Warum und wo anmelden?
Prinzipiell ist eine Limited Company sofort nach der Eintragung in England international rechts- und geschäftsfähig, denn durch den Eintrag in das englische Handelsregister wird die Limited existent. Befindet sich jedoch die Geschäftsleitung der Gesellschaft - und damit der Verwaltungssitz - in Deutschland, so führt dies entsprechend des Doppelbesteuerungsabkommens (DBA) zwischen England und Deutschland zur Auslösung einer selbständigen Betriebsstätte in Deutschland, die angemeldet werden muss, bevor sie ihre Geschäftstätigkeit aufnehmen darf.Wichtig: Bei der Anmeldung bzw. Eintragung der Limited Company in Deutschland geht es also nicht um eine Bestätigung der Rechtsform Limited an sich, sondern mit der Anmeldung oder/und der Eintragung in das deutsche Handelsregister wird eine deutsche Zweigniederlassung einer Limited Company in Deutschland vorschriftskonform errichtet.
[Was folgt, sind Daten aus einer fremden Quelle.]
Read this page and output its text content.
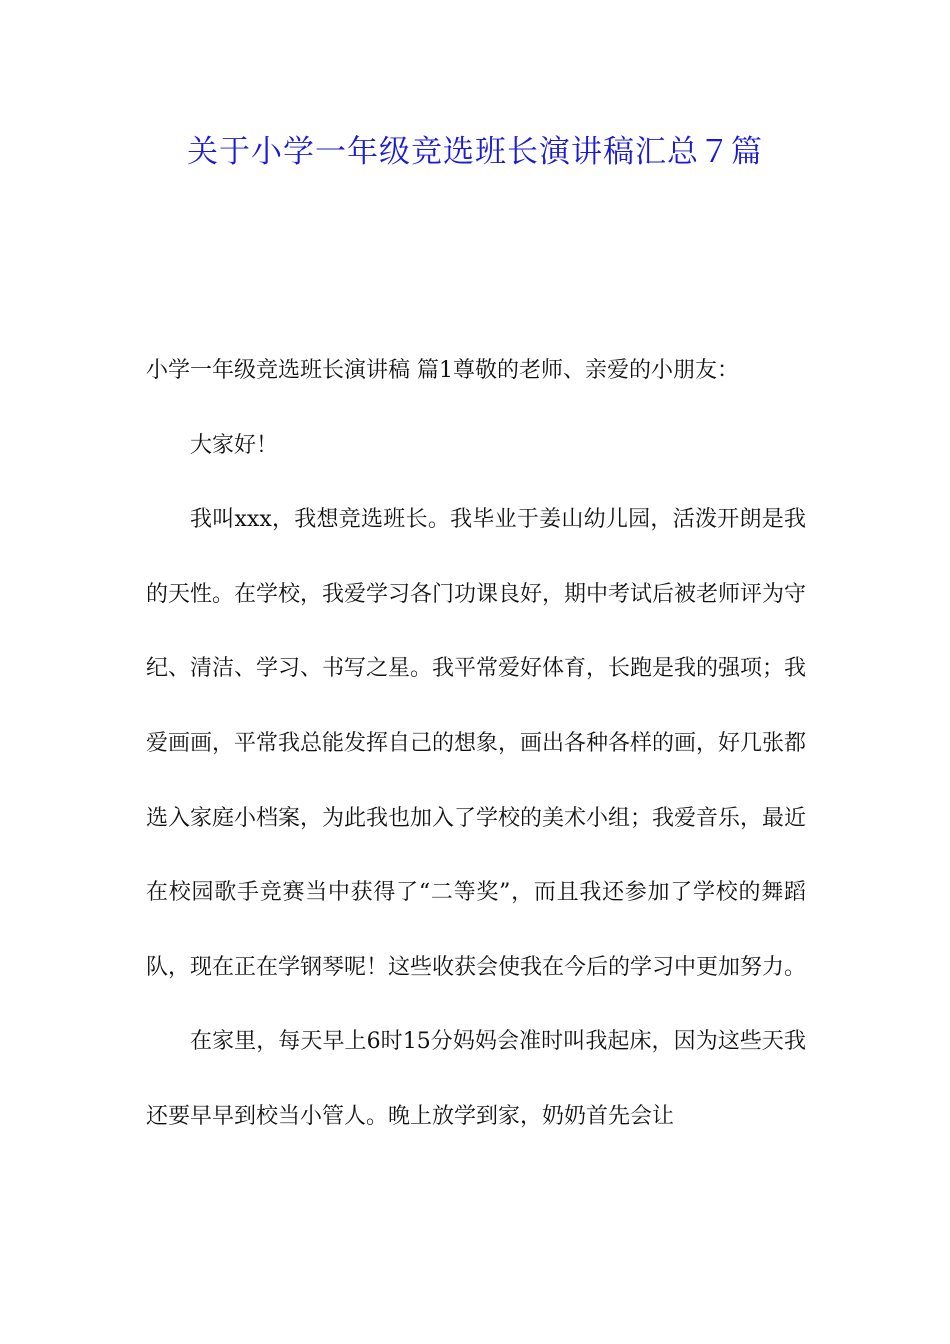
关于小学一年级竞选班长演讲稿汇总７篇

小学一年级竞选班长演讲稿 篇1尊敬的老师、亲爱的小朋友：

大家好！

我叫xxx，我想竞选班长。我毕业于姜山幼儿园，活泼开朗是我的天性。在学校，我爱学习各门功课良好，期中考试后被老师评为守纪、清洁、学习、书写之星。我平常爱好体育，长跑是我的强项；我爱画画，平常我总能发挥自己的想象，画出各种各样的画，好几张都选入家庭小档案，为此我也加入了学校的美术小组；我爱音乐，最近在校园歌手竞赛当中获得了“二等奖”，而且我还参加了学校的舞蹈队，现在正在学钢琴呢！这些收获会使我在今后的学习中更加努力。

在家里，每天早上6时15分妈妈会准时叫我起床，因为这些天我还要早早到校当小管人。晚上放学到家，奶奶首先会让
Haupt- und Zweigniederlassung
Der Begriff Zweigniederlassung ist dabei etwas irreführend, denn er impliziert, dass es irgendwo noch eine Hauptniederlassung geben muss, der in der Regel die Geschäftsleitung obliegt und wo der größere Teil des Gesamtbetriebes ansässig ist. Im wirtschaftlichen und steuerrechtlichen Sinne verhält sich der Fall bei einer ausschließlich in Deutschland tätigen Limited jedoch genau umgekehrt: Die eigentliche Hauptniederlassung, von der aus das gesamte Unternehmen geleitet wird, befindet sich in Deutschland und die eigentliche Zweig- im Sinne von Nebenniederlassung, in der in der Regel gar nichts passiert, befindet sich in England.
Die Bezeichnung Zweigniederlassung für die deutsche Geschäftsstelle einer englischen Limited wird allerdings dennoch beibehalten, da rechtlich unter dem Begriff Hauptniederlassung immer die Ursprungsniederlassung verstanden wird, durch die eine Kapitalgesellschaft ihre Rechtsfähigkeit erhält. Eine Zweigniederlassung liegt demzufolge immer dann vor, wenn eine Geschäftstätigkeit außerhalb des Staates ausgeübt wird, in dem die Gesellschaft gegründet wurde.
Praktisch gesehen spielt die Unterscheidung zwischen Hauptniederlassung und Zweigniederlassung allerdings kaum eine Rolle, da die Zweigniederlassung in Deutschland vom rechtlichen Standpunkt aus, insbesondere auch steuerrechtlich, wie eine Hauptniederlassung behandelt wird.
Anmelden - aber wo?
Zur Debatte stehen:
# Gewerbeamt
# Finanzamt
# Handelsregister
# IHK
Die Anmeldung beim Gewerbeamt ist dabei entsprechend der deutschen Gewerbeordnung (GewO) zwingend erforderlich.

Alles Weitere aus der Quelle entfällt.